Monday, September 14, 2009

The tasty desert.

The Sonoran Desert is considered by ethnobotanists to contain one of the highest if not the highest number of edible native species of any region in the world. Some, like nopales, take a little getting used to, or like palo verde beans, involve some extra preparatory steps for the cook. Others, like saguaro, prickly pear, and barrel cactus fruit, are delicious even when unfamiliar and involve no challenge for the cook. My favorite among native foods is mesquite, which can be ground into a carob-like bean flour.

Velvet mesquite (Prosopis velutina) puts forth two crops of beans per year, one in the late spring and the second following the summer monsoon. Some of the second-crop pods are beginning to snap when bent, a sign that they're ready for picking. I just gave away the last of my mesquite flour--a friend is baking and selling vegan cookies to help bring a fellow judoka's children over from Cameroon--so I'm looking forward to picking a few gallons of pods and getting them milled by Desert Harvesters. I hardly picked any at all from the first crop as I didn't expect to use up last year's flour.
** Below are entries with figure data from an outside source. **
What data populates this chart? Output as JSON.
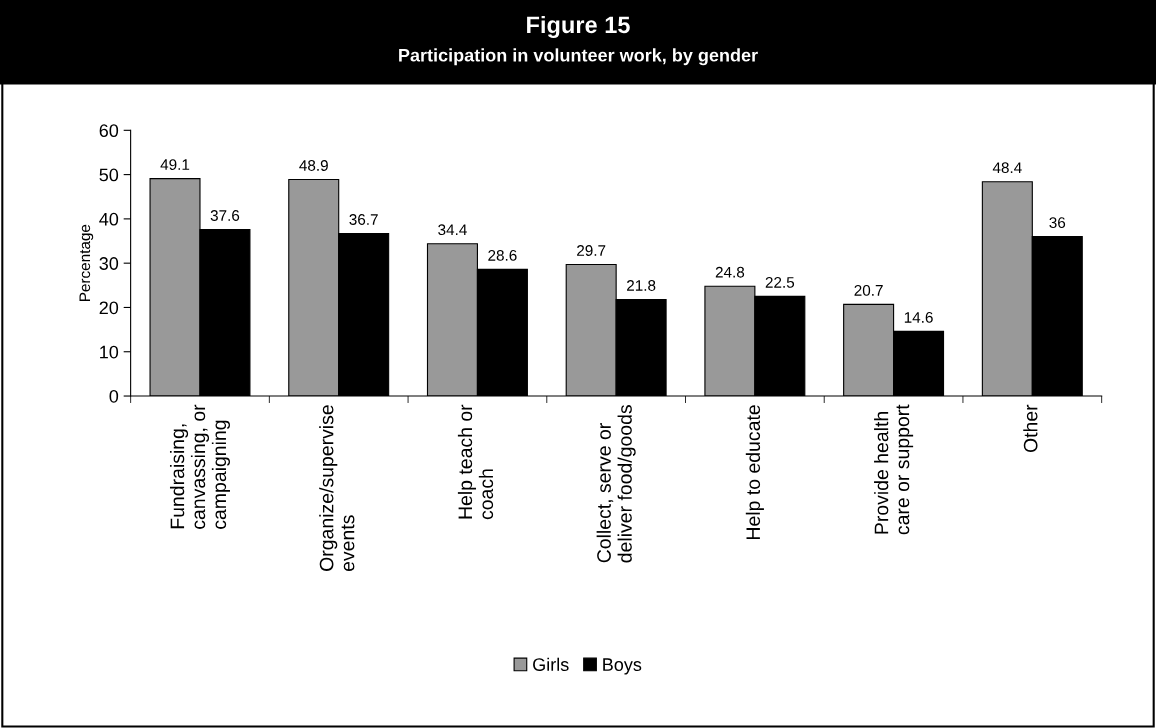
{
  "chart_data": {
    "type": "bar",
    "title": "Figure 15",
    "subtitle": "Participation in volunteer work, by gender",
    "ylabel": "Percentage",
    "categories": [
      "Fundraising,\ncanvassing, or\ncampaigning",
      "Organize/supervise\nevents",
      "Help teach or\ncoach",
      "Collect, serve or\ndeliver food/goods",
      "Help to educate",
      "Provide health\ncare or support",
      "Other"
    ],
    "series": [
      {
        "name": "Girls",
        "color": "#999999",
        "values": [
          49.1,
          48.9,
          34.4,
          29.7,
          24.8,
          20.7,
          48.4
        ]
      },
      {
        "name": "Boys",
        "color": "#000000",
        "values": [
          37.6,
          36.7,
          28.6,
          21.8,
          22.5,
          14.6,
          36
        ]
      }
    ],
    "ylim": [
      0,
      60
    ],
    "yticks": [
      0,
      10,
      20,
      30,
      40,
      50,
      60
    ],
    "grid": false,
    "legend": "bottom",
    "data_labels": true
  }
}
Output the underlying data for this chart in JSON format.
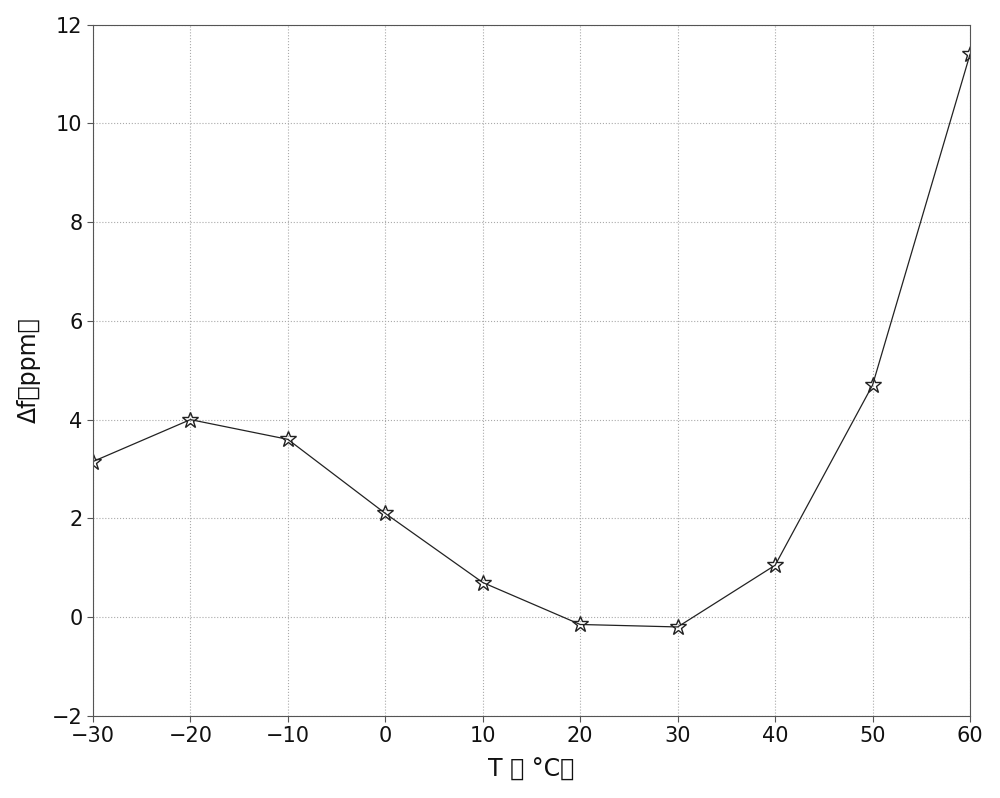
{
  "x": [
    -30,
    -20,
    -10,
    0,
    10,
    20,
    30,
    40,
    50,
    60
  ],
  "y": [
    3.15,
    4.0,
    3.6,
    2.1,
    0.7,
    -0.15,
    -0.2,
    1.05,
    4.7,
    11.4
  ],
  "xlabel": "T （ °C）",
  "ylabel": "Δf（ppm）",
  "xlim": [
    -30,
    60
  ],
  "ylim": [
    -2,
    12
  ],
  "xticks": [
    -30,
    -20,
    -10,
    0,
    10,
    20,
    30,
    40,
    50,
    60
  ],
  "yticks": [
    -2,
    0,
    2,
    4,
    6,
    8,
    10,
    12
  ],
  "line_color": "#222222",
  "marker": "*",
  "marker_size": 12,
  "line_width": 0.9,
  "background_color": "#ffffff",
  "xlabel_fontsize": 17,
  "ylabel_fontsize": 17,
  "tick_fontsize": 15,
  "grid_color": "#aaaaaa",
  "grid_linestyle": ":",
  "grid_linewidth": 0.8,
  "figsize": [
    10.0,
    7.98
  ]
}
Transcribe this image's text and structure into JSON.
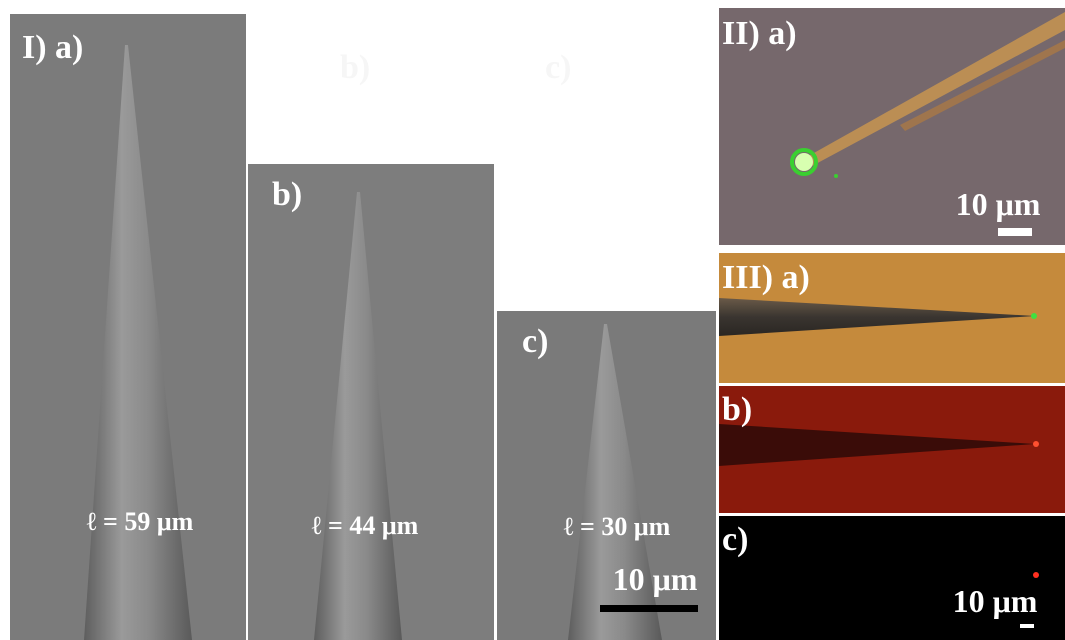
{
  "panel_I": {
    "a": {
      "label": "I) a)",
      "length": "ℓ = 59 μm"
    },
    "b": {
      "label": "b)",
      "length": "ℓ = 44 μm"
    },
    "c": {
      "label": "c)",
      "length": "ℓ = 30 μm",
      "scale_bar": "10 μm"
    }
  },
  "faint_labels": [
    "b)",
    "c)"
  ],
  "panel_II": {
    "a": {
      "label": "II) a)",
      "scale_bar": "10 μm"
    }
  },
  "panel_III": {
    "a": {
      "label": "III) a)"
    },
    "b": {
      "label": "b)"
    },
    "c": {
      "label": "c)",
      "scale_bar": "10 μm"
    }
  }
}
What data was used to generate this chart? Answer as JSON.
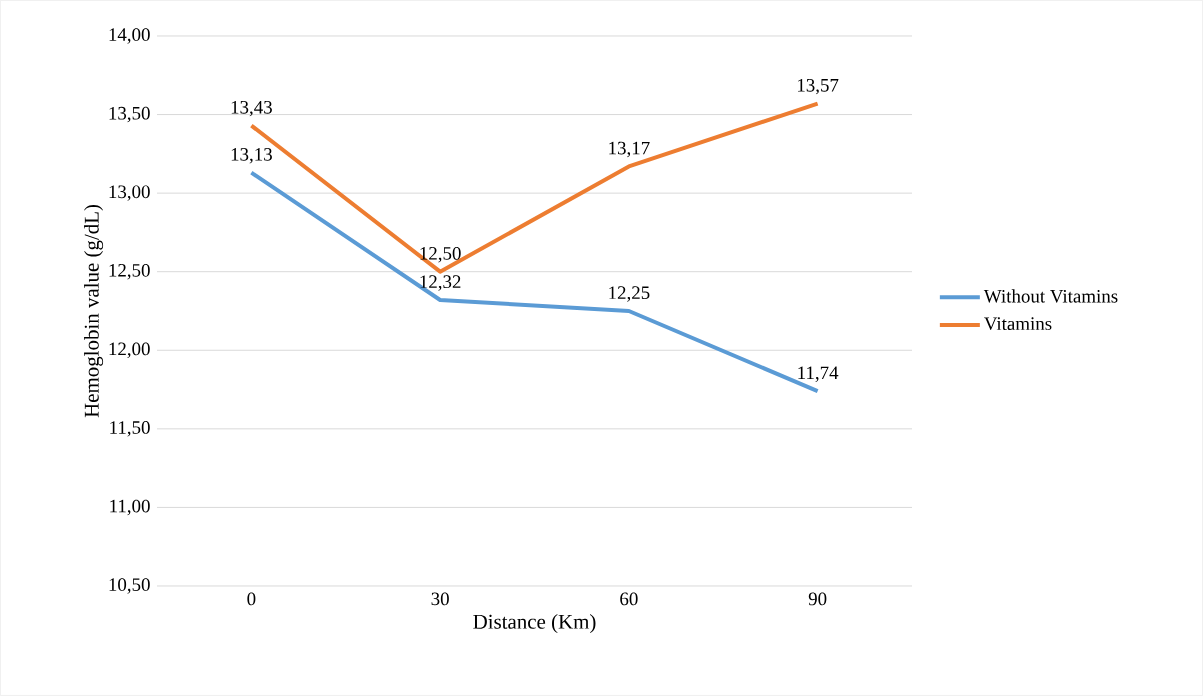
{
  "chart_data": {
    "type": "line",
    "xlabel": "Distance (Km)",
    "ylabel": "Hemoglobin value (g/dL)",
    "categories": [
      "0",
      "30",
      "60",
      "90"
    ],
    "series": [
      {
        "name": "Without Vitamins",
        "color": "#5b9bd5",
        "values": [
          13.13,
          12.32,
          12.25,
          11.74
        ],
        "value_labels": [
          "13,13",
          "12,32",
          "12,25",
          "11,74"
        ]
      },
      {
        "name": "Vitamins",
        "color": "#ed7d31",
        "values": [
          13.43,
          12.5,
          13.17,
          13.57
        ],
        "value_labels": [
          "13,43",
          "12,50",
          "13,17",
          "13,57"
        ]
      }
    ],
    "ylim": [
      10.5,
      14.0
    ],
    "yticks": [
      {
        "value": 10.5,
        "label": "10,50"
      },
      {
        "value": 11.0,
        "label": "11,00"
      },
      {
        "value": 11.5,
        "label": "11,50"
      },
      {
        "value": 12.0,
        "label": "12,00"
      },
      {
        "value": 12.5,
        "label": "12,50"
      },
      {
        "value": 13.0,
        "label": "13,00"
      },
      {
        "value": 13.5,
        "label": "13,50"
      },
      {
        "value": 14.0,
        "label": "14,00"
      }
    ],
    "grid": "y",
    "legend": "right",
    "line_style": "solid"
  }
}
It would be generous to call locavory oversold. It may be advantageous to produce staple foods in Iowa, vegetables in Sinaloa, and physicists and 'bloggers in Tucson even if the environmental externalities are taken into account. We don't have much water and our diet is water-intensive. Nevertheless there's quite a bit to eat from around here and a certain romance to knowing where one's food came from. (This itself can be taken to an odd extreme--think of the menus at Chez Panisse.) This also can serve along with tradition as a symmetry-breaker. We only eat three meals per day and can think of dozens if not hundreds of equally good possibilities for each. "Go local" narrows the choices. Perhaps better still, in-season produce is still the best, as any tomato enthusiast can attest.

My reservations about locavory aside: Tucsonivores, among Arizona culinary 'blogs, is the most interesting I've found. I'd add it to the roll, the but the last post was made in late 2007. It's nevertheless worthy of a read.

(My recipe for mesquite brownies will be posted later in the fall.)